The terms 4/4, 6/4 etc are an industry description of lumber thickness, by 1/4" increments, so 4/4 lumber is really 1" thick and 6/4 lumber is 1.5" thick. The price of a board also increases the wider it gets with three basic categories, narrow <8" wide, regular 8-12 inch wide and wide which is more than 12" wide. All prices are unitized to board feet (bdft) which is a measure of a board's volume, so to actually price a board, the price per bdft is pulled from the table below and then multiplied by the actual volume of a board and that is the final price of the board. So a 1 inch thick, 6 inch wide, 8 foot long board contains 4 board feet (6*1*8/12) of wood and if it was Ash, it would be multiplied by $4 from the table below, so the price of the board is $16.

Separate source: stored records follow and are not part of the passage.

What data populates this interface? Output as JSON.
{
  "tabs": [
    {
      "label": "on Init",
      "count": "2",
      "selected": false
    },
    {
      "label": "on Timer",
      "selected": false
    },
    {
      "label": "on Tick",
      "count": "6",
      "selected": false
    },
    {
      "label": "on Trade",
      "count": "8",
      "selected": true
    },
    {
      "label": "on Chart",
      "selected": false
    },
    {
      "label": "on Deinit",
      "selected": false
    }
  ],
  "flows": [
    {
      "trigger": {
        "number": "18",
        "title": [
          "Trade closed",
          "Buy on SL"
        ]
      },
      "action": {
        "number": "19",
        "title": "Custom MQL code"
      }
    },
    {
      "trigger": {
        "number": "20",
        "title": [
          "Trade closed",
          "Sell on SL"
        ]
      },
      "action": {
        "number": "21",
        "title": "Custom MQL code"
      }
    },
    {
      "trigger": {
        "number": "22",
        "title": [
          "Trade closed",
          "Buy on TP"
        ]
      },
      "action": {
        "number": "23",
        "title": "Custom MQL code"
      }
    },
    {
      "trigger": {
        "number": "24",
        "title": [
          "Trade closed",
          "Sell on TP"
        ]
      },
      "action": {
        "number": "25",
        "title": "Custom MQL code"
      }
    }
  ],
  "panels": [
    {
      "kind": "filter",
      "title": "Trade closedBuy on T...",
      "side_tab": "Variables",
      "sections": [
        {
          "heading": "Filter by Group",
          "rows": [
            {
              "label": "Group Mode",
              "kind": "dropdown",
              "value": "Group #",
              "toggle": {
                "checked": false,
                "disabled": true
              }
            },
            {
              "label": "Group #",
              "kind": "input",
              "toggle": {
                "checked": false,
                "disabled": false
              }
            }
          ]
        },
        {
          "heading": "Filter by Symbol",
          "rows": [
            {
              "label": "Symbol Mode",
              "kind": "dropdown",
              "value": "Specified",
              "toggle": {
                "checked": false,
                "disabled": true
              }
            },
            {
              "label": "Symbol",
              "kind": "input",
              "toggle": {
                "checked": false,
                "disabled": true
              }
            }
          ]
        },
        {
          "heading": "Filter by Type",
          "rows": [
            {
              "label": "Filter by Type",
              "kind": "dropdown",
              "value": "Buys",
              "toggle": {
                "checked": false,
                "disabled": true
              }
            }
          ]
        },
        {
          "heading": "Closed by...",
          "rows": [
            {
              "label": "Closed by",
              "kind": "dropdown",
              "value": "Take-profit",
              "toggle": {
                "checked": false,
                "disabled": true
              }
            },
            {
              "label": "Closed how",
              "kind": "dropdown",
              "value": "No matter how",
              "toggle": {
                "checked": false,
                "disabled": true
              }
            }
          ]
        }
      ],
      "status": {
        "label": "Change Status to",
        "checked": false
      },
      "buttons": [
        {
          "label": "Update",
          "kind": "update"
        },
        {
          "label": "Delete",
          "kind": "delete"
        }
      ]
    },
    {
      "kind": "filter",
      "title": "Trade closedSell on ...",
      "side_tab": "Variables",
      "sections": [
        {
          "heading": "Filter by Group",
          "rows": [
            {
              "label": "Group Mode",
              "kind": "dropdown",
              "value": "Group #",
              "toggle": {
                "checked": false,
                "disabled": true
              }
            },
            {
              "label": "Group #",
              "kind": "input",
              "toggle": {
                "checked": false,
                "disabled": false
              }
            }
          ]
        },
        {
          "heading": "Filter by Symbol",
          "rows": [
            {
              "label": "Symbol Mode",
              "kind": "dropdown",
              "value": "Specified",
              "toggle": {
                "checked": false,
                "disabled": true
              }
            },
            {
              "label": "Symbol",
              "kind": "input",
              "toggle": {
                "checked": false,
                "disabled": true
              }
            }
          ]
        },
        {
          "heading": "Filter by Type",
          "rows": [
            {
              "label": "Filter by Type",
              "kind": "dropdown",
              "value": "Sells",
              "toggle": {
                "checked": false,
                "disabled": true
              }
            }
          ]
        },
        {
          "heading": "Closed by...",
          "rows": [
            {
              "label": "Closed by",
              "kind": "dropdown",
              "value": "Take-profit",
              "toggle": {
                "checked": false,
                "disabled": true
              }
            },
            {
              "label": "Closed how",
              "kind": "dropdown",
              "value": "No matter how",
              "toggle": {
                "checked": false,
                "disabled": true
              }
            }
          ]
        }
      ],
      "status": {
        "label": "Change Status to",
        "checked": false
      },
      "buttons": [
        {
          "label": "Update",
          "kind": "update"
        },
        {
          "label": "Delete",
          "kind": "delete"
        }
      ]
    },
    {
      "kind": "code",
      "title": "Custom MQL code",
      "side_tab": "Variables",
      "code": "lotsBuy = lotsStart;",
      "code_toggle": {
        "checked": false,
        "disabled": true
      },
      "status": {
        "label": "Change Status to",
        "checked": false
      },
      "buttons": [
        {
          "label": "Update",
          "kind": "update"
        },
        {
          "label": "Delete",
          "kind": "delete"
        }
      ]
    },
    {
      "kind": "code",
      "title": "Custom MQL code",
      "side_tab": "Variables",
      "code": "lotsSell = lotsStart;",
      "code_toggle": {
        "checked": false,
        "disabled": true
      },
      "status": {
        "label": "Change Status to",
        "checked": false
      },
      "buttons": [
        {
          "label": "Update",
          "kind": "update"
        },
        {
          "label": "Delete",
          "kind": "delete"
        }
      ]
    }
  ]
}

"normalized" might be the Item and SpeciesID in one table ('Species') and the "sizes" in another table.
SpeciesID_fk
Size
Price
The "Size" could be a value list to keep it consistent, but it appears you'd be importing to get these anyway?
I think I'd start by importing this table (with no column headers - allow the first "row" (of headers) to be the first record). If you already have these imported like this, let us know?
Then step through each species (scripted loop) and create the related records for each of the other "columns", getting the size and price (along with the SpeciesID as the foreign key).